Carchex
- Type: Privately held company LLC
- Industry: Automotive
- Founded: 1999; 27 years ago
- Headquarters: Baltimore, Maryland, United States
- Area served: United States
- Key people: Jason Goldsmith (CEO)
- Products: Pre-purchase vehicle inspections, vehicle service contracts
- Website: www.carchex.com

= Carchex =

American automotive company

CARCHEX is an American company that provides extended auto warranties and mobile vehicle inspections. The company is headquartered in Baltimore, Maryland and provides services across all 50 states in the US through a network of authorised mechanics.

==History==
CARCHEX was founded in 1999 as a provider of pre-purchase vehicle inspections. In 2003, the company was purchased by Jason Goldsmith, a Baltimore-based entrepreneur and founder of TheLoanPage.com. Shortly afterward, CARCHEX expanded its vehicle inspection service to all 50 states by partnering with a nationwide network of ASE-certified mechanics.

In 2004, CARCHEX added a second consumer assurance product to its business by offering vehicle service contracts (VSCs), also known as extended warranties. The company expanded the service in 2007 as a warranty remarketing program conducted on behalf of dealership groups such as MileOne. The company has an A+ rating from the Better Business Bureau.

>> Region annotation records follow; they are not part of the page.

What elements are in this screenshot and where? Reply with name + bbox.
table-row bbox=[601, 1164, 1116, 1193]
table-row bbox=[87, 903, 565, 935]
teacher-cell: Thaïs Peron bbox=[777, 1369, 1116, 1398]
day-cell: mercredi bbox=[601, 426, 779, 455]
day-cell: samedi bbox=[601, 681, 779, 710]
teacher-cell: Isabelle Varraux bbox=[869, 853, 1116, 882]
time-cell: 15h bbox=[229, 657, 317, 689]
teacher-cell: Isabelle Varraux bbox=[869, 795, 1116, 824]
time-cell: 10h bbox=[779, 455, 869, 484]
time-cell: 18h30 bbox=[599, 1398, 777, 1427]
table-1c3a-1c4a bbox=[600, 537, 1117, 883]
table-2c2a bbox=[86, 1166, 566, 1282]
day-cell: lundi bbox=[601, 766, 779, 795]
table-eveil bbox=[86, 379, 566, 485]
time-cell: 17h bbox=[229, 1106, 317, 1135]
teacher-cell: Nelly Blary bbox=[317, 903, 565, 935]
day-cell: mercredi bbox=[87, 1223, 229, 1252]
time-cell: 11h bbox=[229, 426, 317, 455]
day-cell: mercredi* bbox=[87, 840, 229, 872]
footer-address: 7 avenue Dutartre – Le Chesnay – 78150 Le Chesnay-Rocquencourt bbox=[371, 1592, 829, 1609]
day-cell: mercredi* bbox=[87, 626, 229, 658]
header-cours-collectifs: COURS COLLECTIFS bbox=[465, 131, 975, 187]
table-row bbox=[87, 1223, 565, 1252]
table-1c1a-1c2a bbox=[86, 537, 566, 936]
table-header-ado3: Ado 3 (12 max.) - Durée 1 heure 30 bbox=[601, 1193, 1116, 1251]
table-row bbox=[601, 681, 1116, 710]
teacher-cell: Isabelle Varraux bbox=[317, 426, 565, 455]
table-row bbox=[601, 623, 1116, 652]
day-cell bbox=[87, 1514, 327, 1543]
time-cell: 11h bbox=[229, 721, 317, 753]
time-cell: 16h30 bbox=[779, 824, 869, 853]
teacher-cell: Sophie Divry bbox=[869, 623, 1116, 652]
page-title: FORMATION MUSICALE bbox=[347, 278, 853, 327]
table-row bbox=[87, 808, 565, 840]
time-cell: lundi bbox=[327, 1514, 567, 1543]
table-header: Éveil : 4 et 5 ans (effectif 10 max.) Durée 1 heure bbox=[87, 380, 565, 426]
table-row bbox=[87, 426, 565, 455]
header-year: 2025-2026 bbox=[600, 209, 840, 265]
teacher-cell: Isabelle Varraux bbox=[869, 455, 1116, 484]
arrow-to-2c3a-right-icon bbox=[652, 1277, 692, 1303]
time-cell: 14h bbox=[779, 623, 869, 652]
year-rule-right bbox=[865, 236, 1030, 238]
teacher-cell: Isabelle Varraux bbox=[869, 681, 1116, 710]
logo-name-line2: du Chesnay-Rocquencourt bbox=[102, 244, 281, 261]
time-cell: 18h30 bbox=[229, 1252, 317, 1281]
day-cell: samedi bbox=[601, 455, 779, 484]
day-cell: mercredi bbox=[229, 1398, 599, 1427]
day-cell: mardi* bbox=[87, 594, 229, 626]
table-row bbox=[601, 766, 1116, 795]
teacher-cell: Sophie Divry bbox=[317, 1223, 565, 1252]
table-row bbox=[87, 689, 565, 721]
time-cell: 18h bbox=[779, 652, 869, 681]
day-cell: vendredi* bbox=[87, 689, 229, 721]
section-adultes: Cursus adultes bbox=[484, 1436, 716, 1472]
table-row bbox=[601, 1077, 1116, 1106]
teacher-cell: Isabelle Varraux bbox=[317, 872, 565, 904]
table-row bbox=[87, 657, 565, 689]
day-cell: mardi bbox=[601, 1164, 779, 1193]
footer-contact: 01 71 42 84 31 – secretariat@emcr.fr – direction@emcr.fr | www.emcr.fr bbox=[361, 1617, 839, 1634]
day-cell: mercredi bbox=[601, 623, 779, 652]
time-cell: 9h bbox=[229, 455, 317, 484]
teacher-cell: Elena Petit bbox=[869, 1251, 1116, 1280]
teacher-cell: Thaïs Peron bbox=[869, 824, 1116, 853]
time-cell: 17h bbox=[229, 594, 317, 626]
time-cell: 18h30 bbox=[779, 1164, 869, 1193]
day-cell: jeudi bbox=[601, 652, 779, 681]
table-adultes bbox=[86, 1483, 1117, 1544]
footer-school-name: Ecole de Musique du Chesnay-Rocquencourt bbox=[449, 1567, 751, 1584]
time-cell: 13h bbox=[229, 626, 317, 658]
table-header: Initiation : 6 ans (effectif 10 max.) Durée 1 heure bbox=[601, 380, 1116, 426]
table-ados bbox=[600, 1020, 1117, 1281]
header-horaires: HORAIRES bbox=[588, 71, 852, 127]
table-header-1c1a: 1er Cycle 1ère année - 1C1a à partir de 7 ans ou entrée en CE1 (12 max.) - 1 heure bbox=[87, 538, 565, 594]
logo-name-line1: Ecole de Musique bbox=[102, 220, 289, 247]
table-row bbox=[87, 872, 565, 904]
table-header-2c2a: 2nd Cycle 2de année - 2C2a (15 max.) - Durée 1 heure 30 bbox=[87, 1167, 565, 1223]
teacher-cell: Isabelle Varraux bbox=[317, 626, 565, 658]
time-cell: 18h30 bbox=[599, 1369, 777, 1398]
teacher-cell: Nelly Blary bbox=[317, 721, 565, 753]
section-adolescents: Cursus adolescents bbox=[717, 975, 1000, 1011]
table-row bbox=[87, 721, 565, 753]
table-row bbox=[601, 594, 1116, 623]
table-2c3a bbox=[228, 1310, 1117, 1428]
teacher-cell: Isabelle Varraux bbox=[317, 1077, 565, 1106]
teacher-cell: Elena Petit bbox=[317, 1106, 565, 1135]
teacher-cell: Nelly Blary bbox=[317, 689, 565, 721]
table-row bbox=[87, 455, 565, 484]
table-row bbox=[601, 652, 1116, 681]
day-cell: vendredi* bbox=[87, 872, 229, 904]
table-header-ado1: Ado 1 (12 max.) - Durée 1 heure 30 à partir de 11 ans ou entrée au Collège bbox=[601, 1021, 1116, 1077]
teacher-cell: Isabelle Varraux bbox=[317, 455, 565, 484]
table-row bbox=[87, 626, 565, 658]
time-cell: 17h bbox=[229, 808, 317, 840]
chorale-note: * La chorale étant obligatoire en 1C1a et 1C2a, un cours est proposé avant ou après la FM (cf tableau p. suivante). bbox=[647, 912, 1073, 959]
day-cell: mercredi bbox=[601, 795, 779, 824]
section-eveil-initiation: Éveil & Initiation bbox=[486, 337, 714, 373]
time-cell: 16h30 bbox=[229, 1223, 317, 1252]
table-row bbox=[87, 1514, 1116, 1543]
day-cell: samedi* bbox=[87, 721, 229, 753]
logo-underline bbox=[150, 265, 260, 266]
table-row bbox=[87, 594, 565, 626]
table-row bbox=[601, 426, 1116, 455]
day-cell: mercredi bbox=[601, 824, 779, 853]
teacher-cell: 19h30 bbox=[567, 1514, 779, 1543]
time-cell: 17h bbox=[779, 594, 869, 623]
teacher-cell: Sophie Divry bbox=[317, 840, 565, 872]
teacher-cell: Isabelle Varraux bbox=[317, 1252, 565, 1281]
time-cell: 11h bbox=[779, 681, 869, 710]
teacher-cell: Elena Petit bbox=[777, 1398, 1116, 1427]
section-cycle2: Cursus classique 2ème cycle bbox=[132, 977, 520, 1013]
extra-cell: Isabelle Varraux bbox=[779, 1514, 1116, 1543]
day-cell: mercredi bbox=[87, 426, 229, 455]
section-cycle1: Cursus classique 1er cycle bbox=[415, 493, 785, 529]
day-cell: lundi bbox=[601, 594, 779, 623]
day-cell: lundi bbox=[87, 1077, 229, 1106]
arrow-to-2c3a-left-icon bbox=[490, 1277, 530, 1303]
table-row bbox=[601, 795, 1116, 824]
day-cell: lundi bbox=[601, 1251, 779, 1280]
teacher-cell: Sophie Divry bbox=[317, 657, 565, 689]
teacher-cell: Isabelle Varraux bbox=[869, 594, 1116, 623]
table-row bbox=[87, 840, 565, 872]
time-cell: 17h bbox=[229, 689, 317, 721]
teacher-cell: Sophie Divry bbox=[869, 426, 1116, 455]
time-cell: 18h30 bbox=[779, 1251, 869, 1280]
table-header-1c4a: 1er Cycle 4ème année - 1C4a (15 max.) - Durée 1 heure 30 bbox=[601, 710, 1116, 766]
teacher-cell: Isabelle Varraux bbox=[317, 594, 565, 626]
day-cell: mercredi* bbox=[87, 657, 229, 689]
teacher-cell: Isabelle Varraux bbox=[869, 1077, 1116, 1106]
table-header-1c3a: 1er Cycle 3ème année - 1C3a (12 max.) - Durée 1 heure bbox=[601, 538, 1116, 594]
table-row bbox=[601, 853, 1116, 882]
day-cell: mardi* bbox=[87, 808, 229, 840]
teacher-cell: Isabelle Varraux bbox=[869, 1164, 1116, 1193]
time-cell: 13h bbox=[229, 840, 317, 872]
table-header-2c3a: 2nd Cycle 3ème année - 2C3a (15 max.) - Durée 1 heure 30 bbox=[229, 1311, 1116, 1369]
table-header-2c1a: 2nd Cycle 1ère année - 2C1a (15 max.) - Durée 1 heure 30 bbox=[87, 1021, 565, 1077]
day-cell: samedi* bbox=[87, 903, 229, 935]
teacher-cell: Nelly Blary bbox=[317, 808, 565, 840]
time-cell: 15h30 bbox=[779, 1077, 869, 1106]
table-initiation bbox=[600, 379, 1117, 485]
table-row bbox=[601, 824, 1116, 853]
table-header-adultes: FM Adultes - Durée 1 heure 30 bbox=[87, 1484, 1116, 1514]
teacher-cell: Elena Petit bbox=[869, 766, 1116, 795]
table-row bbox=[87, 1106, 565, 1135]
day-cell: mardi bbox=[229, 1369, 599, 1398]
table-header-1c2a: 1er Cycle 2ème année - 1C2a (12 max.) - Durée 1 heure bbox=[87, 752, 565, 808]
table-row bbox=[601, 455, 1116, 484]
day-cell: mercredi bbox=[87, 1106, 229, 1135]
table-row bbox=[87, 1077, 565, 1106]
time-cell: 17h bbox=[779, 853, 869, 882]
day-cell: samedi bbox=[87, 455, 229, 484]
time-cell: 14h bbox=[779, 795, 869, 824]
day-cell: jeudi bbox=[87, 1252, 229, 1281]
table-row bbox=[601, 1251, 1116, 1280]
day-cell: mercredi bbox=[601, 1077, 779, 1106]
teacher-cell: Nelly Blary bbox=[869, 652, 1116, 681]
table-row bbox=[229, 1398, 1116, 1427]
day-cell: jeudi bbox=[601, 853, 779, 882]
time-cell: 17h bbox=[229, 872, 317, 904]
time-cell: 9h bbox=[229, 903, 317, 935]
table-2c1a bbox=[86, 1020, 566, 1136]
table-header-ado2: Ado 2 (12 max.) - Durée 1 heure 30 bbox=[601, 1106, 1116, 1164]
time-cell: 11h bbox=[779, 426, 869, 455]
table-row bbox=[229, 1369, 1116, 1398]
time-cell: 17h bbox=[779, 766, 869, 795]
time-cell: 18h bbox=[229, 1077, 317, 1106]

In 2014, CARCHEX announced a partnership with Mothers Against Drunk Driving (MADD). As part of the partnership, CARCHEX donated $20,000 to the organization to help prevent underage drinking and eliminate drunk driving.

== Recognition ==
Carchex was named one of the "Baltimore Sun Top Workplaces" for 2011, 2012, 2013, and 2014.

Carchex CEO Jason Goldsmith received the 2008 Maryland Ernst & Young Entrepreneur of the Year Award.